Almost.
I had three very rigourous test routes when I was trying to pin down the nature of RUT.
All of them, involved a route with an additional route point that I could skip. Via/shaping had no effect. All of them had a section of route which was calculated by Basecamp and which was passed unaltered to the XT. But I knew that if the XT recalculated that section, it would choose a different way for the route.
The skip was designed to force the XT to recalculate the route. I had observed on other occasions that a recalculated route behaved differently from one that hadn't been recalculated. My suspicion was that they had used the algorithm for dealing with deviating from a track-trip. I still think that.
In every case, the difference between the two ways was marginal, and I knew where the tipping point was. (The tipping point is the place where if you place the bike on one side, the XT will route in one direction. If you place the bike on the other side it will route in the other direction.
Ok. To answer the question. Every one of those routes was tested after a system a reset. The XT displayed RUT behaviour when the route was shown as "imported". U turns allowed.
I tested all of them by manually modifying the mImport byte. Same route, same behaviour from me. Different result. The 'saved' route performed better than my 590 would have done. In one case giving just one u turn request, and then recalculating the way I was riding. In another case, the recalculation was instant - and a good few miles before the tipping point. One waited until near the tipping point, but recalculated ahead before it reached that point.
So yes, the saved route has always behaved as we think that it should, even when enticed to get stuck in a RUT.
Also - the issue that led to this discovery. On one test I set all of my route points as Waypoints, so that if necessary I could quickly rebuild the route using favourites at the roadside. I expected that I would need that, as I was using the first part of the route for another test. I did need it, and the subsequent test route behaved imperfectly for the first time. In a later test I repeated the same section of 3 mile route 5 times trying different things. I could not get it to show RUT behaviour no matter what I did because I had built the route on the XT. Routes built in the XT never showed RUT behaviour.

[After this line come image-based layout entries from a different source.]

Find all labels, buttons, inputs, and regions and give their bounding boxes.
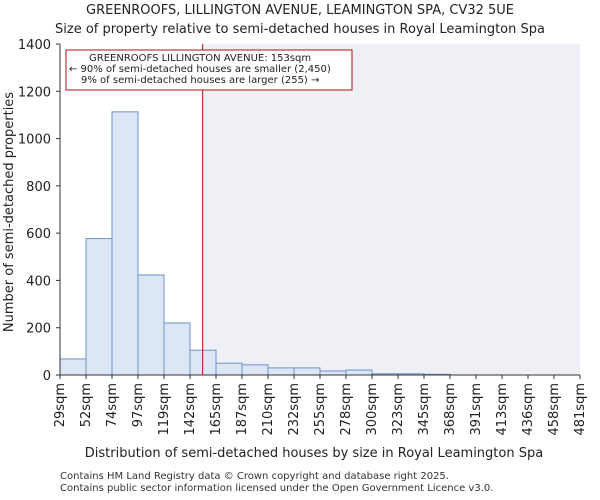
bar-29sqm [59, 358, 87, 376]
x-tick-label: 368sqm [443, 383, 458, 436]
bar-187sqm [241, 364, 269, 376]
x-tick-label: 142sqm [183, 383, 198, 436]
x-tick-label: 165sqm [209, 383, 224, 436]
footer-licence: Contains public sector information licen… [60, 483, 494, 494]
x-tick-label: 323sqm [391, 383, 406, 436]
x-tick-label: 255sqm [313, 383, 328, 436]
x-tick-label: 413sqm [495, 383, 510, 436]
annotation-line-2: ← 90% of semi-detached houses are smalle… [69, 64, 331, 75]
bar-278sqm [345, 369, 373, 376]
x-tick-label: 436sqm [521, 383, 536, 436]
bar-210sqm [267, 367, 295, 376]
annotation-line-3: 9% of semi-detached houses are larger (2… [81, 75, 319, 86]
bar-74sqm [111, 111, 139, 376]
x-tick-label: 97sqm [131, 383, 146, 427]
y-ticks: 0 200 400 600 800 1000 1200 1400 [18, 38, 60, 384]
x-tick-label: 278sqm [339, 383, 354, 436]
bar-119sqm [163, 322, 191, 376]
bar-232sqm [293, 367, 321, 376]
y-tick-label: 1000 [18, 133, 51, 148]
y-tick-label: 1400 [18, 38, 51, 53]
y-tick-label: 600 [26, 227, 51, 242]
y-tick-label: 0 [43, 369, 51, 384]
x-tick-label: 52sqm [79, 383, 94, 427]
x-tick-label: 232sqm [287, 383, 302, 436]
bar-255sqm [319, 370, 347, 376]
y-tick-label: 200 [26, 322, 51, 337]
x-tick-label: 119sqm [157, 383, 172, 436]
bar-52sqm [85, 238, 113, 376]
y-tick-label: 400 [26, 274, 51, 289]
x-ticks: 29sqm 52sqm 74sqm 97sqm 119sqm 142sqm 165sqm 18… [53, 375, 588, 436]
bar-97sqm [137, 274, 165, 376]
x-tick-label: 300sqm [365, 383, 380, 436]
bars-group [59, 111, 451, 376]
x-tick-label: 391sqm [469, 383, 484, 436]
x-tick-label: 458sqm [547, 383, 562, 436]
bar-165sqm [215, 362, 243, 376]
larger-property-shade [202, 44, 581, 375]
x-tick-label: 74sqm [105, 383, 120, 427]
y-tick-label: 1200 [18, 85, 51, 100]
y-axis-label: Number of semi-detached properties [2, 92, 17, 332]
x-axis-label: Distribution of semi-detached houses by … [85, 446, 543, 461]
annotation-box [65, 49, 353, 91]
x-tick-label: 187sqm [235, 383, 250, 436]
x-tick-label: 345sqm [417, 383, 432, 436]
chart-title: GREENROOFS, LILLINGTON AVENUE, LEAMINGTO… [86, 3, 514, 18]
annotation-line-1: GREENROOFS LILLINGTON AVENUE: 153sqm [89, 53, 311, 64]
x-tick-label: 210sqm [261, 383, 276, 436]
footer-copyright: Contains HM Land Registry data © Crown c… [60, 471, 449, 482]
y-tick-label: 800 [26, 180, 51, 195]
x-tick-label: 481sqm [573, 383, 588, 436]
x-tick-label: 29sqm [53, 383, 68, 427]
chart-subtitle: Size of property relative to semi-detach… [55, 22, 545, 37]
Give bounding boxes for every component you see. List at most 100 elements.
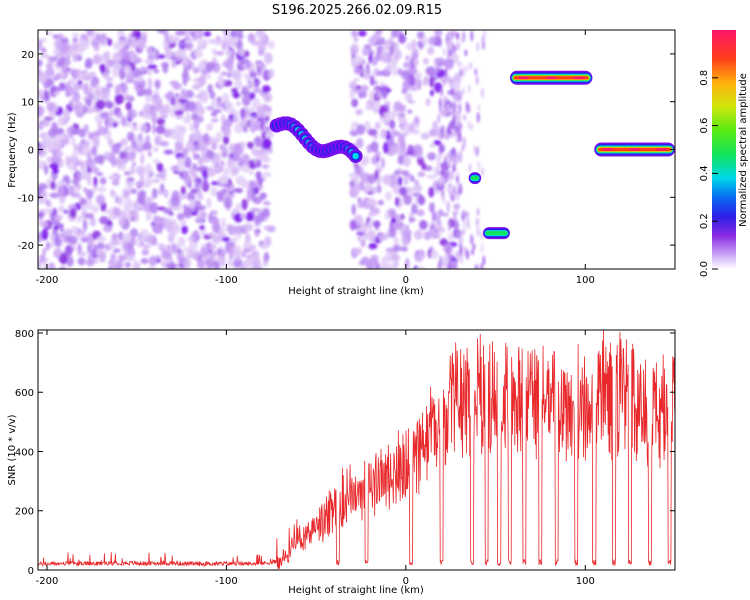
spectrogram-noise-blob	[193, 153, 201, 160]
spectrogram-noise-blob	[449, 188, 453, 199]
spectrogram-noise-blob	[64, 86, 75, 95]
spectrogram-noise-blob	[416, 266, 426, 269]
spectrogram-noise-blob	[204, 74, 212, 79]
spectrogram-noise-blob	[241, 198, 248, 211]
spectrogram-noise-blob	[100, 91, 109, 100]
spectrogram-noise-blob	[62, 66, 69, 79]
spectrogram-noise-blob	[379, 52, 389, 62]
spectrogram-noise-blob	[176, 49, 185, 59]
spectrogram-noise-blob	[450, 43, 454, 54]
spectrogram-noise-blob	[482, 255, 486, 266]
spectrogram-noise-blob	[262, 164, 270, 169]
spectrogram-noise-blob	[55, 87, 64, 92]
spectrogram-noise-blob	[139, 123, 148, 134]
spectrogram-noise-blob	[391, 261, 399, 269]
spectrogram-noise-blob	[200, 155, 211, 164]
spectrogram-noise-blob	[194, 179, 201, 189]
spectrogram-noise-blob	[91, 165, 96, 171]
spectrogram-noise-blob	[223, 197, 233, 209]
spectrogram-noise-blob	[118, 231, 124, 241]
spectrogram-noise-blob	[256, 35, 266, 40]
colorbar-tick-label: 0.4	[699, 165, 710, 181]
spectrogram-noise-blob	[461, 88, 465, 95]
spectrogram-noise-blob	[196, 166, 206, 172]
spectrogram-noise-blob	[408, 123, 415, 134]
spectrogram-noise-blob	[456, 32, 460, 41]
spectrogram-noise-blob	[111, 179, 120, 186]
spectrogram-noise-blob	[219, 77, 224, 87]
spectrogram-noise-blob	[408, 99, 416, 105]
spectrogram-noise-blob	[222, 183, 233, 188]
spectrogram-noise-blob	[220, 255, 226, 268]
spectrogram-noise-blob	[229, 237, 239, 244]
spectrogram-noise-blob	[43, 207, 53, 215]
spectrogram-noise-blob	[456, 41, 460, 51]
spectrogram-noise-blob	[70, 192, 81, 198]
colorbar-gradient	[712, 30, 736, 269]
spectrogram-noise-blob	[139, 198, 145, 207]
spectrogram-noise-blob	[129, 228, 139, 238]
spectrogram-noise-blob	[122, 233, 132, 241]
spectrogram-noise-blob	[99, 33, 105, 46]
spectrogram-noise-blob	[127, 254, 135, 262]
spectrogram-noise-blob	[116, 259, 124, 269]
spectrogram-noise-blob	[126, 151, 136, 161]
spectrogram-noise-blob	[193, 144, 199, 152]
spectrogram-noise-blob	[217, 160, 224, 173]
spectrogram-noise-blob	[253, 87, 261, 94]
spectrogram-noise-blob	[469, 233, 473, 245]
spectrogram-noise-blob	[370, 207, 381, 216]
spectrogram-noise-blob	[233, 111, 239, 121]
spectrogram-noise-blob	[356, 108, 363, 115]
spectrogram-noise-blob	[93, 95, 99, 101]
spectrogram-noise-blob	[80, 161, 86, 169]
spectrogram-noise-blob	[100, 111, 110, 119]
spectrogram-noise-blob	[461, 236, 465, 243]
spectrogram-noise-blob	[369, 263, 374, 269]
spectrogram-noise-blob	[427, 152, 437, 161]
spectrogram-noise-blob	[239, 118, 249, 128]
spectrogram-noise-blob	[429, 202, 435, 214]
spectrogram-noise-blob	[107, 38, 113, 47]
spectrogram-noise-blob	[254, 229, 260, 238]
spectrogram-noise-blob	[407, 144, 415, 156]
spectrogram-noise-blob	[46, 156, 52, 163]
spectrogram-noise-blob	[368, 50, 375, 56]
spectrogram-noise-blob	[91, 131, 101, 137]
spectrogram-noise-blob	[176, 248, 182, 254]
spectrogram-noise-blob	[261, 171, 272, 178]
spectrogram-noise-blob	[391, 217, 397, 224]
spectrogram-noise-blob	[263, 251, 270, 262]
spectrogram-noise-blob	[105, 76, 114, 83]
spectrogram-noise-blob	[234, 187, 244, 194]
spectrogram-noise-blob	[433, 139, 442, 146]
spectrogram-noise-blob	[256, 79, 261, 86]
spectrogram-noise-blob	[93, 176, 98, 187]
spectrogram-noise-blob	[170, 96, 176, 106]
spectrogram-noise-blob	[87, 243, 92, 255]
spectrogram-noise-blob	[65, 155, 70, 168]
spectrogram-noise-blob	[133, 79, 138, 88]
spectrogram-noise-blob	[54, 214, 64, 221]
spectrogram-noise-blob	[123, 64, 132, 74]
spectrogram-noise-blob	[230, 172, 235, 178]
spectrogram-y-tick-label: -10	[18, 193, 34, 204]
spectrogram-noise-blob	[462, 209, 466, 222]
spectrogram-noise-blob	[44, 90, 50, 101]
spectrogram-noise-blob	[163, 149, 174, 155]
spectrogram-noise-blob	[265, 115, 270, 121]
spectrogram-noise-blob	[181, 56, 191, 68]
spectrogram-noise-blob	[184, 175, 192, 188]
spectrogram-noise-blob	[76, 183, 82, 190]
spectrogram-noise-blob	[149, 50, 156, 56]
spectrogram-noise-blob	[380, 128, 387, 139]
spectrogram-noise-blob	[84, 213, 95, 219]
spectrogram-noise-blob	[427, 46, 435, 55]
spectrogram-noise-blob	[140, 258, 149, 265]
spectrogram-noise-blob	[120, 116, 128, 126]
spectrogram-noise-blob	[104, 125, 109, 135]
spectrogram-noise-blob	[45, 67, 55, 78]
spectrogram-noise-blob	[168, 211, 174, 217]
spectrogram-x-tick-label: -100	[215, 275, 238, 286]
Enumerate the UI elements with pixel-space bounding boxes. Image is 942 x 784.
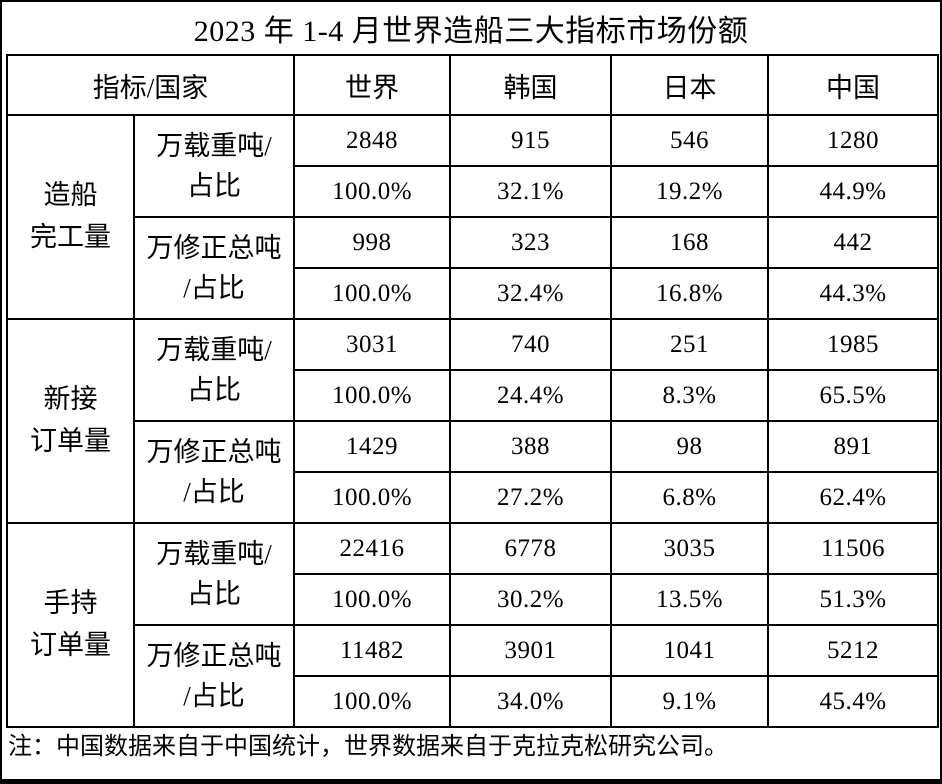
metric-label: 万载重吨/ 占比	[132, 318, 296, 422]
value-cell: 323	[449, 216, 613, 269]
value-cell: 6778	[449, 522, 613, 575]
value-cell: 98	[610, 420, 770, 473]
value-cell: 891	[767, 420, 940, 473]
header-china: 中国	[767, 54, 940, 116]
table-row: 万修正总吨 /占比 11482 3901 1041 5212	[7, 624, 940, 728]
share-cell: 44.9%	[767, 165, 940, 218]
table-row: 100.0% 32.4% 16.8% 44.3%	[7, 267, 940, 320]
group-label: 手持 订单量	[6, 522, 135, 728]
value-cell: 1041	[610, 624, 770, 677]
value-cell: 2848	[293, 114, 452, 167]
value-cell: 11482	[293, 624, 452, 677]
table-row: 100.0% 24.4% 8.3% 65.5%	[7, 369, 940, 422]
table-row: 造船 完工量 万载重吨/ 占比 2848 915 546 1280	[6, 114, 940, 320]
metric-label: 万修正总吨 /占比	[132, 216, 296, 320]
shipbuilding-indicators-table: 指标/国家 世界 韩国 日本 中国 造船 完工量 万载重吨/ 占比 2848 9…	[5, 54, 940, 728]
share-cell: 16.8%	[610, 267, 770, 320]
share-cell: 44.3%	[767, 267, 940, 320]
share-cell: 27.2%	[449, 471, 613, 524]
table-row: 万修正总吨 /占比 998 323 168 442	[7, 216, 940, 320]
share-cell: 34.0%	[449, 675, 613, 728]
value-cell: 442	[767, 216, 940, 269]
share-cell: 9.1%	[610, 675, 770, 728]
share-cell: 100.0%	[293, 165, 452, 218]
value-cell: 168	[610, 216, 770, 269]
value-cell: 998	[293, 216, 452, 269]
table-row: 100.0% 32.1% 19.2% 44.9%	[7, 165, 940, 218]
value-cell: 1985	[767, 318, 940, 371]
value-cell: 22416	[293, 522, 452, 575]
value-cell: 388	[449, 420, 613, 473]
share-cell: 65.5%	[767, 369, 940, 422]
header-japan: 日本	[610, 54, 770, 116]
share-cell: 100.0%	[293, 369, 452, 422]
table-row: 手持 订单量 万载重吨/ 占比 22416 6778 3035 11506	[6, 522, 940, 728]
value-cell: 3901	[449, 624, 613, 677]
share-cell: 100.0%	[293, 675, 452, 728]
metric-label: 万载重吨/ 占比	[132, 114, 296, 218]
share-cell: 24.4%	[449, 369, 613, 422]
table-row: 100.0% 27.2% 6.8% 62.4%	[7, 471, 940, 524]
value-cell: 3035	[610, 522, 770, 575]
group-label: 新接 订单量	[6, 318, 135, 524]
value-cell: 740	[449, 318, 613, 371]
share-cell: 100.0%	[293, 471, 452, 524]
share-cell: 19.2%	[610, 165, 770, 218]
value-cell: 11506	[767, 522, 940, 575]
table-row: 新接 订单量 万载重吨/ 占比 3031 740 251 1985	[6, 318, 940, 524]
source-note: 注：中国数据来自于中国统计，世界数据来自于克拉克松研究公司。	[8, 734, 728, 760]
table-row: 100.0% 34.0% 9.1% 45.4%	[7, 675, 940, 728]
share-cell: 51.3%	[767, 573, 940, 626]
share-cell: 8.3%	[610, 369, 770, 422]
metric-label: 万修正总吨 /占比	[132, 624, 296, 728]
header-korea: 韩国	[449, 54, 613, 116]
value-cell: 1429	[293, 420, 452, 473]
share-cell: 100.0%	[293, 573, 452, 626]
share-cell: 100.0%	[293, 267, 452, 320]
value-cell: 251	[610, 318, 770, 371]
value-cell: 3031	[293, 318, 452, 371]
value-cell: 1280	[767, 114, 940, 167]
header-indicator-country: 指标/国家	[5, 54, 296, 116]
share-cell: 13.5%	[610, 573, 770, 626]
share-cell: 45.4%	[767, 675, 940, 728]
table-row: 100.0% 30.2% 13.5% 51.3%	[7, 573, 940, 626]
header-row: 指标/国家 世界 韩国 日本 中国	[5, 54, 940, 116]
share-cell: 30.2%	[449, 573, 613, 626]
header-world: 世界	[293, 54, 452, 116]
value-cell: 915	[449, 114, 613, 167]
share-cell: 62.4%	[767, 471, 940, 524]
table-row: 万修正总吨 /占比 1429 388 98 891	[7, 420, 940, 524]
group-label: 造船 完工量	[6, 114, 135, 320]
share-cell: 32.4%	[449, 267, 613, 320]
table-title: 2023 年 1-4 月世界造船三大指标市场份额	[193, 15, 749, 48]
share-cell: 32.1%	[449, 165, 613, 218]
value-cell: 546	[610, 114, 770, 167]
value-cell: 5212	[767, 624, 940, 677]
share-cell: 6.8%	[610, 471, 770, 524]
metric-label: 万修正总吨 /占比	[132, 420, 296, 524]
metric-label: 万载重吨/ 占比	[132, 522, 296, 626]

It was reporting this observation that prompted someone on here to comment that there were two lists in trip planner - "Imported" and "Saved". Which frank was immediately able to latch onto, because he had been trying to decode the trip files while looking into subclass fields and had already encountered the "mImport" byte.
I had never spotted the two lists - each of my tests started with a factory reset Zumo - otherwise my riding history could be blamed for routing behaviour. I didn't want the Zumo to know that I always turned left at that junction.
BUT I have never done what you described. I just think that if you have loaded a route and then choose the end as the destination - that would be classed as an imported route, and will display RUT behaviour when you deviate.
If it was a 'nobbled' route (mImport byte changed), or one that had been created on the XT, or one that was a 'Where To / Destination' (ie not a route from trip planner), then they will behave like Saved routes and will not show RUT behaviour when you deviate.
So that is my logic. I could be wrong, and if I am, then that is useful information - and I'll modify my mental model accordingly.
And if I am right - well that's useful too, because at the moment it is only what I think will happen. My best guess.
But you have to be wary. Just because the XT keeps asking for U turns, doesn't mean you have a RUT situation. One of my tests was like that. If that is a legitimate faster way to go - taking into account that the XT's algorithm heads for faster roads rather than taking a faster route - then that is not RUT. That is expected.
But if it gives up and navigates ahead around the tipping point, then that is normal behaviour.
You cannot know where the tipping point is unless you work it out beforehand. I did it by trial and error (binary search) Placing the bike at a point and asking it to plot the way to my intended next point. Then another which I expected to head in the other direction.
Then move one point half way towards the other - see which way that goes. Keep doing that until the two points - one heading one way, ine heading the other - are close together. I cheated and did it in Basecamp first so that I knew roughly where the tipping point was, and then had a narrower area to look at on the XT.